Picture

Ted Hart

I’m a senior data scientist in silicon valley and adjunct faculty at the University of Vermont. I build things for data: things that process it, parse it, visualize it, and analyze it. I like my beer cold, my snow deep, my mountains high, and my data open. I am a recovering academic.

Ted Hart

-

ecologist / data scientist / developer

How I learned stop worrying and love testing

Ahhh...Testing, the flossing of software development. Everybody knows they should do it, but so few of us do. And just like not flossing (or not eating your broccoli) it eventually comes back to haunt you in the end. I am even worse for not testing. I've stood in front of rooms full of software carpentry students and proselytized the virtues of unit testing but never done it in any meaningful way until my newest software project.. As a scientist who masquerades as a developer, here is how I learned to love testing and how I think it is useful in almost every situation where code is involved.


You test already you just don't know it

Well, at least I'd bet you do. At it's heart a test is a way of making sure your code does what you think it does. Maybe you step through that for loop once or twice to make sure it does what you think. Or you run that algorithm with a simple use case you can calculate on paper and verify. If you're like me, you probably do this throughout your coding process, mentally keeping track of what works. The downfall of this is that our brains aren't really great for keeping track of this at any scale (that's why we're using computers right?). I call these "sanity check tests". You do them to make sure your answers are sane and plausible.

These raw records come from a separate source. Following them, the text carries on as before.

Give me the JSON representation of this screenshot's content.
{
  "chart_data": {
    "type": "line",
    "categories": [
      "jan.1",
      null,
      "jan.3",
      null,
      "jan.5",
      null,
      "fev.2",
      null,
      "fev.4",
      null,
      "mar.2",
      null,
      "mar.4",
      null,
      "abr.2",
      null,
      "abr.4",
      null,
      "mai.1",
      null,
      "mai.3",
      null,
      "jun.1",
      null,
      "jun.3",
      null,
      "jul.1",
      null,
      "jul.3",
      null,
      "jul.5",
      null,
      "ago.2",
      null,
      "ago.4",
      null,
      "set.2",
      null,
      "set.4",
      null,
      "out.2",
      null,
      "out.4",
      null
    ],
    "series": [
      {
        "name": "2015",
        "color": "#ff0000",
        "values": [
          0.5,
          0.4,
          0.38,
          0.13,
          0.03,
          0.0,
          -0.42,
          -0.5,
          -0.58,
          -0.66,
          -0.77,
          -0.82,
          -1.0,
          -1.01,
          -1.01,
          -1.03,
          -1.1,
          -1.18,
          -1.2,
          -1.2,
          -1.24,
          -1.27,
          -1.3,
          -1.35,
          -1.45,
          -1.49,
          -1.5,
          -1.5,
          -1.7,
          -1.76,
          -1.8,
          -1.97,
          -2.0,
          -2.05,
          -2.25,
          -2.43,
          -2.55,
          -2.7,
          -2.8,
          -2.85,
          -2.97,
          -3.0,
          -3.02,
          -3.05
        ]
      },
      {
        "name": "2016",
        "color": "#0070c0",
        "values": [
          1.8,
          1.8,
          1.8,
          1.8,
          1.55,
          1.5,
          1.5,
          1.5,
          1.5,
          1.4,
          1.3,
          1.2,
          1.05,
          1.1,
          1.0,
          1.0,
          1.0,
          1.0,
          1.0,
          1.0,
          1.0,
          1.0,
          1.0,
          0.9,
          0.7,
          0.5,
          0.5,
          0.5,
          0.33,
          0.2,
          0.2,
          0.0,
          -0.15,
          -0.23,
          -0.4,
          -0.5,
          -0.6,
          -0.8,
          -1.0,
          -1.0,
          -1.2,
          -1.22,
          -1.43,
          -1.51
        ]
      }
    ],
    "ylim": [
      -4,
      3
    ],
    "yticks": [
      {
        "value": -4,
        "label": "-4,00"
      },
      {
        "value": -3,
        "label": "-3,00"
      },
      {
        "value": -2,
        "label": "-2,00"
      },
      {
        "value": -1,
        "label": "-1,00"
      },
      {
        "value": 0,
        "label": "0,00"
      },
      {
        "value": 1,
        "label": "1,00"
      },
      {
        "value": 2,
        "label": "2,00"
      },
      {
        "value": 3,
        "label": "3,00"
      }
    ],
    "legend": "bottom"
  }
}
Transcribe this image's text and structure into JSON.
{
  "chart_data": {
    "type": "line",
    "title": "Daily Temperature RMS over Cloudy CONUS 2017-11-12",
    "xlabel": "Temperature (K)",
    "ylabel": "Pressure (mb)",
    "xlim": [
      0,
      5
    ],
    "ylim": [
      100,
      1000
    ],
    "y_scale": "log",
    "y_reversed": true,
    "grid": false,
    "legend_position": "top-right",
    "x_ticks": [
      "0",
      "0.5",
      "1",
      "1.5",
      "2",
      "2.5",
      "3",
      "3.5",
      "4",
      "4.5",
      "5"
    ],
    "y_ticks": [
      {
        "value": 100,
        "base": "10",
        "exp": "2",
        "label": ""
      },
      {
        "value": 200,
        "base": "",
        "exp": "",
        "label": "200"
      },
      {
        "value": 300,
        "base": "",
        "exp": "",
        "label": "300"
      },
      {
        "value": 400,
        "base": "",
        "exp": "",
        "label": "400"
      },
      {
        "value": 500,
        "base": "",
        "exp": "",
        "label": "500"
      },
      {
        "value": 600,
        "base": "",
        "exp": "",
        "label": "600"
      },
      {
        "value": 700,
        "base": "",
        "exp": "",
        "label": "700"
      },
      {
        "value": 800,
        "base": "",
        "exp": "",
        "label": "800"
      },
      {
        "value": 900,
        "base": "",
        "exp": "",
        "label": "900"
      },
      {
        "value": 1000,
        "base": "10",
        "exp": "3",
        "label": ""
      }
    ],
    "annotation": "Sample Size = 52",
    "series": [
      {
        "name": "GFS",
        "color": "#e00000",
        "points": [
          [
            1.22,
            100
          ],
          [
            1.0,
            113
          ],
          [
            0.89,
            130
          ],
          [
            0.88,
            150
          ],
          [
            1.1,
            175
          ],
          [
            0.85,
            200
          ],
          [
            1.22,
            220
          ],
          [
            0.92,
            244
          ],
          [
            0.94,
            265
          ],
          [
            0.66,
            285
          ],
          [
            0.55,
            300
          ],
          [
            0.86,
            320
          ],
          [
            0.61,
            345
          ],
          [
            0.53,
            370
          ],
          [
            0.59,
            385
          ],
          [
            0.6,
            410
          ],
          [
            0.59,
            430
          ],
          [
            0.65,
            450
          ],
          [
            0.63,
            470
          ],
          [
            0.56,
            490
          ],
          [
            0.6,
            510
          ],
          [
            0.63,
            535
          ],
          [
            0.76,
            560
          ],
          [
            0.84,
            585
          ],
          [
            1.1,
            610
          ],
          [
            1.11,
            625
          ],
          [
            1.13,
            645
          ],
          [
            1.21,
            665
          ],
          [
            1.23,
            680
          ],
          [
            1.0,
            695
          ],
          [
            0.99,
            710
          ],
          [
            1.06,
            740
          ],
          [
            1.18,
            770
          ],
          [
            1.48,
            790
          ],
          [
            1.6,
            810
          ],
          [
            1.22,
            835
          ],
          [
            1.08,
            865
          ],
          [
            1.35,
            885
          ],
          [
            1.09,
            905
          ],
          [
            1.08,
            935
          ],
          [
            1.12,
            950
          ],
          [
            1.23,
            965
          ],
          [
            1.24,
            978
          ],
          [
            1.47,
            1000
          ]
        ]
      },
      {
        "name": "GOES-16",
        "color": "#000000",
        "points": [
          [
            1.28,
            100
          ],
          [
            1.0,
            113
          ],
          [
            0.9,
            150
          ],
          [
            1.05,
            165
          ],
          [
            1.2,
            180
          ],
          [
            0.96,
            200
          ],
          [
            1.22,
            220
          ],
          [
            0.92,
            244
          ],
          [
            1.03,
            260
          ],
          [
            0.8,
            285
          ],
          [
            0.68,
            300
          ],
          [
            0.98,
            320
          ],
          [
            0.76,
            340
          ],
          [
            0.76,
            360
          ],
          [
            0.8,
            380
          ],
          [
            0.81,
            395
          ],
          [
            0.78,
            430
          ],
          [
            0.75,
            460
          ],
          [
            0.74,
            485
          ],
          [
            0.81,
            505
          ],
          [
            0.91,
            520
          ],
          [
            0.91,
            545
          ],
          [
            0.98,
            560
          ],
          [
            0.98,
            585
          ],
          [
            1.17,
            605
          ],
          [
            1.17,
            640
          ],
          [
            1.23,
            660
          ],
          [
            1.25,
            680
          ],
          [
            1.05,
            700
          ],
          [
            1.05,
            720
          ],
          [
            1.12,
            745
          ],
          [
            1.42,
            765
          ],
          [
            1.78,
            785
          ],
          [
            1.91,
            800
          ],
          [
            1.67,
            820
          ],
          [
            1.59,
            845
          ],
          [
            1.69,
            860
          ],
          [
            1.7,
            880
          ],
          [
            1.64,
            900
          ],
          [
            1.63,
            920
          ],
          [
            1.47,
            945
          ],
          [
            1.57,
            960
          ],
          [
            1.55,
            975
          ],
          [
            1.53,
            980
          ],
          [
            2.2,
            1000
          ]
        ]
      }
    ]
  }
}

Get flat abs from just 15 minutes of testing a day

Ok, probably not. But my point is that testing actually doesn't take that long, or so I discovered. Now you might think, 'well the prior ad-hoc testing in my head I've been doing is fine, why take the time to write more code?'. To begin with, it actually doesn't take that much more time. In fact it probably takes less. If your projects are small, you may think it's not worth the time to write tests. I'd answer: small projects, small tests. So even less time needs to be spent writing tests. Furthermore I'd wager that the tests you write will take you less time in the end than having to constantly re-run your ad-hoc "sanity check tests".

In testing size matters

Size matters in testing. The bigger your code base, the more complex it is likely to be. More interacting parts means more dependency, which means that a "distant" change could result in breaking an unexpected part of your code. Therefore in your mental testing, if you forget to run a certain test after going back to edit a piece of code. You can quickly see how complex this can become. But code complexity is just one way that size matters. Perhaps more importantly the size of your group matters. Most scientists don't work in large collaborations on code, but instead build code to analyze their own data. But the virtues of testing really shine through when you have multiple people working on a repository. Working on EcoSimR there were just a couple other collaborators. However on multiple occasions changes they pushed caused tests to fail. This meant quick fixes and faster coding.

My romance with testing

Testing definitely means more work up front. The bigger the project, the more this pays off. The small mental tests you do are more manageable the smaller the project so there's less incentive to write formal tests. Going into writing EcoSimR I knew I should write tests because the project was big, it had multiple collaborators, and it was a rewrite of a project that already had a sizeable user base. What I discovered was that testing was more than just a perfunctory exercise, it really sped up the coding process. Secondly, it really didn't take that long. Packages like testthat and nose make testing intuitive and quick. Therefore even on a small project I think it makes sense now. After this experience I plan on writing a lot more tests.